Lesbians always consider violence as an option. Especially when it's their "special other." They are a bioweapon. They can be likened to quarterbacks or orcs of the American football bumbusting armada of very serious individuals™ . In order to assert their homosexuality, they must conflate pain with pleasure in rituals of penis envy and fist fury. I will never forget many things about lesbians but the truth is that they are fetishsized in ways that the borg standard faggot simply isn't. In order to push the Agenda (21) of the new age, they are the front-line (again, quarter backs); their righteous fury against the insult of the faggots is likened to their rage against their property of significant others though this time they aren't around so fists must fly at the drunkards. It is lucky that she was probably wearing a beanie otherwise her cranial would have bloated to such an extent where violence would have been an inevitability.
 
In the 1960's Rod Serling made an episode of The Twilight Zone called Four O' Clock. It was about a busybody (like the woman who wrote this article,) who examined everyone in his community (a tough thing to do before the internet came along,) and rated them according to their level of subversiveness. He had a plan to shrink all of the people he deemed unworthy at the titular hour of Four O'Clock. (It should come as no surprise that, at the end of the episode, he was the only one who found himself being shrunk.)

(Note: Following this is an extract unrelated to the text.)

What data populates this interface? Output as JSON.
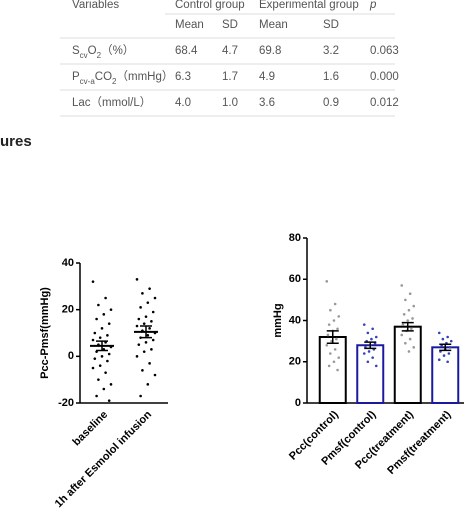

This episode was made during the McCarthy Era, so naturally the busybody was a rabid anti-communist and anti-progressive. But, as awful as he was portrayed to be, he STILL regarded some of his enemies as merely ignorant people who could be redeemed and reeducated. It's telling that the writers of this show couldn't bring themselves to imagine a rabid ideologue destroying someone who was ill-informed or repentant of his past misdeeds. And yet today, many SJWs do just that, viewing an apology as a sign to pile on and turn their target into an example of what happens when you wrongthink. Let that sink in. Today's SJWs are worse than the busybody guy from Four O'Clock, who was seen as the worse possible person one could possibly be at that time.
 
As someone who lives in an area with a high gay population I can tell you most gay guys don't give a fuck about fag jokes, in fact most of them actively engage in telling and laughing at them. Which leads me to believe this dumb cunt who's insistent on being offended on behalf of others doesn't even know any faggots.

But it's a moot point because no one is talking to you bitch. People are allowed to have conversations about shit you don't like and you're not obligated to listen. If you do decide to stick your nose into it uninvited be prepared to be told to go fuck yourself in the most "problematic" language you can imagine.
 
Lots of people here are saying this didn't happen.

That's not the point. I make gay jokes all the time. I've had gay friends who have made gay jokes. This happening isn't exactly outside the realm of possibility.

The point is that this is the stupidest fucking thing to get in a tizzy over and write an article about. It's the epitome of outrage culture. People like this author are utterly bereft of any idea of what constitutes a serious societal problem in need of a solution. Or, if they do, they're simply too intimidated by such problems, and the expectation of them of positing a actual solution, so you get crap like this. Crap where the solution simply involves thought and speech regulation, and the problem is minimal or non-existent.

The scary thing is, some of these idiots will be wielding political power soon. Indeed, some of them already are.